Calpers Makes Significant Changes to its Stock Holdings
Calpers, the largest public pension in America, has made some major adjustments to its stock holdings, according to a filing with the Securities and Exchange Commission. The pension fund has doubled down on Intel stock, increased its investment in Nvidia, acquired more shares of Walt Disney, and trimmed its position in Netflix. With over $480 billion in assets, Calpers is known for being one of the largest private-equity investors in the world. However, the pension declined to comment on the specific reasons for these investment changes.
Calpers Doubles Down on Intel, Shows Confidence in Chipmaker
In the fourth quarter, Calpers purchased an additional 8.1 million shares of Intel, bringing its total holdings to 16.1 million shares. This move comes despite Intel’s stock experiencing a dip in late January due to disappointing guidance. However, Intel CEO Pat Gelsinger’s purchase of the stock dip may have reassured Calpers about the company’s prospects. It’s worth noting that Intel recently named a new head of artificial intelligence in an effort to compete with Nvidia, a major player in the semiconductor industry.
Calpers Increases Stake in Nvidia Amidst AI Boom
Calpers also boosted its investment in Nvidia by acquiring an additional 1.8 million shares, totaling 7.5 million shares by the end of the fourth quarter. The chipmaker’s stock has skyrocketed by 238% in 2023, and its CEO, Jensen Huang, has expressed optimism for the future. Nvidia’s chips are in high demand, with Meta Platforms planning to own billions of dollars worth of Nvidia chips by the end of this year, and Tesla dedicating over $500 million to Nvidia hardware in 2024. Calpers’ increased stake in Nvidia reflects the ongoing investor enthusiasm for artificial intelligence.
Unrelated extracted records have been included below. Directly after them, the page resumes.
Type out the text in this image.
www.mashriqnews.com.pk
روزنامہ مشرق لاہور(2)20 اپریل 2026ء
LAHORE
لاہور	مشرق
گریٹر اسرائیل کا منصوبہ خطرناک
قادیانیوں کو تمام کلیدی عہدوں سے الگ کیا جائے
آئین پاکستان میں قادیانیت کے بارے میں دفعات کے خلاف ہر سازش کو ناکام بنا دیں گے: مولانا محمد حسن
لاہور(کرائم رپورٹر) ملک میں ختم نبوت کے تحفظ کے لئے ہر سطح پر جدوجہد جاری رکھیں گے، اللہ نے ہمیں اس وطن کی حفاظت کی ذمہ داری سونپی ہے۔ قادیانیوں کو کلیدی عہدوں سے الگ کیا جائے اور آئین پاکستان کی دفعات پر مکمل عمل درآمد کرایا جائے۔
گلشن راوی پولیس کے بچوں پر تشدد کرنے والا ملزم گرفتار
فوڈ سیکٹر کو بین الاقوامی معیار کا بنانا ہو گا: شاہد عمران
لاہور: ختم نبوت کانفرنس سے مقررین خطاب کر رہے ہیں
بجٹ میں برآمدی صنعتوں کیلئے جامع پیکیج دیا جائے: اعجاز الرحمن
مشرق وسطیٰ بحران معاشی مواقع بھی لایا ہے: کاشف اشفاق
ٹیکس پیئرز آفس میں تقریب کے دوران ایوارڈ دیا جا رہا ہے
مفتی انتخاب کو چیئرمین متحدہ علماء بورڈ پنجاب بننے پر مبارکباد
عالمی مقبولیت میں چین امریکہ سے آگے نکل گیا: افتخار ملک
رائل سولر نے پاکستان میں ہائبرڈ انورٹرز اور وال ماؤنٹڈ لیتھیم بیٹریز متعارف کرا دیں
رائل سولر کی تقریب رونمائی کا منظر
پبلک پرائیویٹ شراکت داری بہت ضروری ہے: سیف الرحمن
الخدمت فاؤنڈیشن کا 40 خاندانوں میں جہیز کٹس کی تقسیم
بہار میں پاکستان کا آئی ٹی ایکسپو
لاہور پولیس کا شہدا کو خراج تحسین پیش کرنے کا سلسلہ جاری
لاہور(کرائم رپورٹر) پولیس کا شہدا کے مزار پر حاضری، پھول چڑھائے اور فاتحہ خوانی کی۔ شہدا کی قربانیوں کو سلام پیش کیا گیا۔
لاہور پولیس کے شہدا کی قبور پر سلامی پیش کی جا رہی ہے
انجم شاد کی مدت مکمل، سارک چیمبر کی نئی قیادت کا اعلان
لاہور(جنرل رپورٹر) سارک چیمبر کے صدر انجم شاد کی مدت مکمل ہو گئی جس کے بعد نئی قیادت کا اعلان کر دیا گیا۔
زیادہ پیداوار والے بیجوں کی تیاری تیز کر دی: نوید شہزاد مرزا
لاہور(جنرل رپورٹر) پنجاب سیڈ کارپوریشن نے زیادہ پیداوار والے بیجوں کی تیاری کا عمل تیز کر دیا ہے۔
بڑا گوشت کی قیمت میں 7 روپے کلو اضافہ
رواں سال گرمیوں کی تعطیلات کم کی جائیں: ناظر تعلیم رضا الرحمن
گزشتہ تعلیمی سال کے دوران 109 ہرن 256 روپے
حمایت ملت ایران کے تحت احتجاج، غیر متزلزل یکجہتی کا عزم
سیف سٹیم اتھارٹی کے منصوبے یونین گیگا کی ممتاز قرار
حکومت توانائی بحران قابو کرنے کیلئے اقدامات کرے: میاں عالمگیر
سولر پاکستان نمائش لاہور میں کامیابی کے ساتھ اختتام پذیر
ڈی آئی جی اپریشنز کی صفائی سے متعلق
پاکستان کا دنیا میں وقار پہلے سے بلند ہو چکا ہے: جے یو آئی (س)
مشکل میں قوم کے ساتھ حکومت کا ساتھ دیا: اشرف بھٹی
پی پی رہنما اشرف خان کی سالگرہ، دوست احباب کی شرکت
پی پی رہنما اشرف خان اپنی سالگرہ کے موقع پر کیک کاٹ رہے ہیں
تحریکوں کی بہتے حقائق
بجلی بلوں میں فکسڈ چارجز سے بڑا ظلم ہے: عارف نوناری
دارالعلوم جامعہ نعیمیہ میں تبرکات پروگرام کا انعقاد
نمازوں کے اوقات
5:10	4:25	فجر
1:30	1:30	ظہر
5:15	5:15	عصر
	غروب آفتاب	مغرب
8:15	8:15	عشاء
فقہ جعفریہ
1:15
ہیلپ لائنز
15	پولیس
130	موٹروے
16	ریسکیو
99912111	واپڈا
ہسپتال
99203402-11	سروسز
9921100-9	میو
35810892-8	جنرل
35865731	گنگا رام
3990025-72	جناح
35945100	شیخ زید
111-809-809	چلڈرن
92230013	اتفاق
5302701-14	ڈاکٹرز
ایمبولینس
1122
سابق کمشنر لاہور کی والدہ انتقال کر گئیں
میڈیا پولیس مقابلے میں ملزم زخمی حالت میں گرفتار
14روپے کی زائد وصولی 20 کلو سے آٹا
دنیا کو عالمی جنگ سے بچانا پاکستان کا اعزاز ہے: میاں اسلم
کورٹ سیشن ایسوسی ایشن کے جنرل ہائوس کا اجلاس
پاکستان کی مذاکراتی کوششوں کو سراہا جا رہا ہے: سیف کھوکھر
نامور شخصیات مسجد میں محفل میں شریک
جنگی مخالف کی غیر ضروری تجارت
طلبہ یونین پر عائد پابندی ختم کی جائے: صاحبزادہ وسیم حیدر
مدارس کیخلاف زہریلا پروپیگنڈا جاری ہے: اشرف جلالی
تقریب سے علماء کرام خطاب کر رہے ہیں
Disney Secures Calpers’ Confidence with Strong Performance
Calpers acquired an additional 1.7 million shares of Disney in the fourth quarter, increasing its investment to 6.6 million shares. This follows positive earnings reports and an optimistic outlook from the entertainment conglomerate. Disney’s recent announcement, in collaboration with Fox and Warner Bros. Discovery, to create a platform for streaming sporting events has also boosted investor confidence. Despite facing new challenges, Disney’s stock has seen a 20% increase so far in 2024, indicating that Calpers’ faith in the company’s future prospects is well-founded.
Calpers Reduces Stake in Netflix Amidst Competitive Streaming Landscape
In contrast to its increased investments, Calpers decided to trim its position in Netflix, selling 28,464 shares and reducing its overall holdings to 785,855 shares. This move comes as Netflix experiences strong subscriber growth and solid performance in the fourth quarter. However, the streaming giant faces fierce competition from Disney and others in the industry. Despite this, BofA Securities has declared Netflix the winner of the streaming wars, emphasizing the company’s ability to adapt and stay ahead of the game.
Calpers’ Stock Adjustments Reflect Evolving Market Landscape
Calpers’ recent stock trades reflect its efforts to adjust its holdings amidst changing market conditions. The pension fund’s increased investments in chip companies such as Intel and Nvidia demonstrate its confidence in the growing role of artificial intelligence. On the other hand, its decision to reduce its stake in Netflix indicates the competitive challenges faced by the streaming giant. With the evolving landscape of technology and entertainment, Calpers continues to adapt its investment strategy to navigate these changing dynamics.
Analyst comment
Positive news: Calpers doubles down on Intel, increases stake in Nvidia, and acquires more shares of Disney. These investments indicate confidence in the companies’ prospects and positive performance in their respective industries.
Negative news: Calpers trims its position in Netflix. This decision suggests concerns about competition in the streaming industry and potential challenges for Netflix.
Neutral news: Calpers makes adjustments to its stock holdings based on changing market conditions. The pension fund’s actions reflect its effort to adapt and navigate the evolving landscape of technology and entertainment.
Market outlook: Calpers’ increased investments in chip companies and Disney, along with its reduced stake in Netflix, show its focus on the growing role of artificial intelligence and the competitive challenges faced by the streaming industry. The market will likely respond positively to Calpers’ confidence in Intel and Nvidia, but the impact on individual stock prices may vary.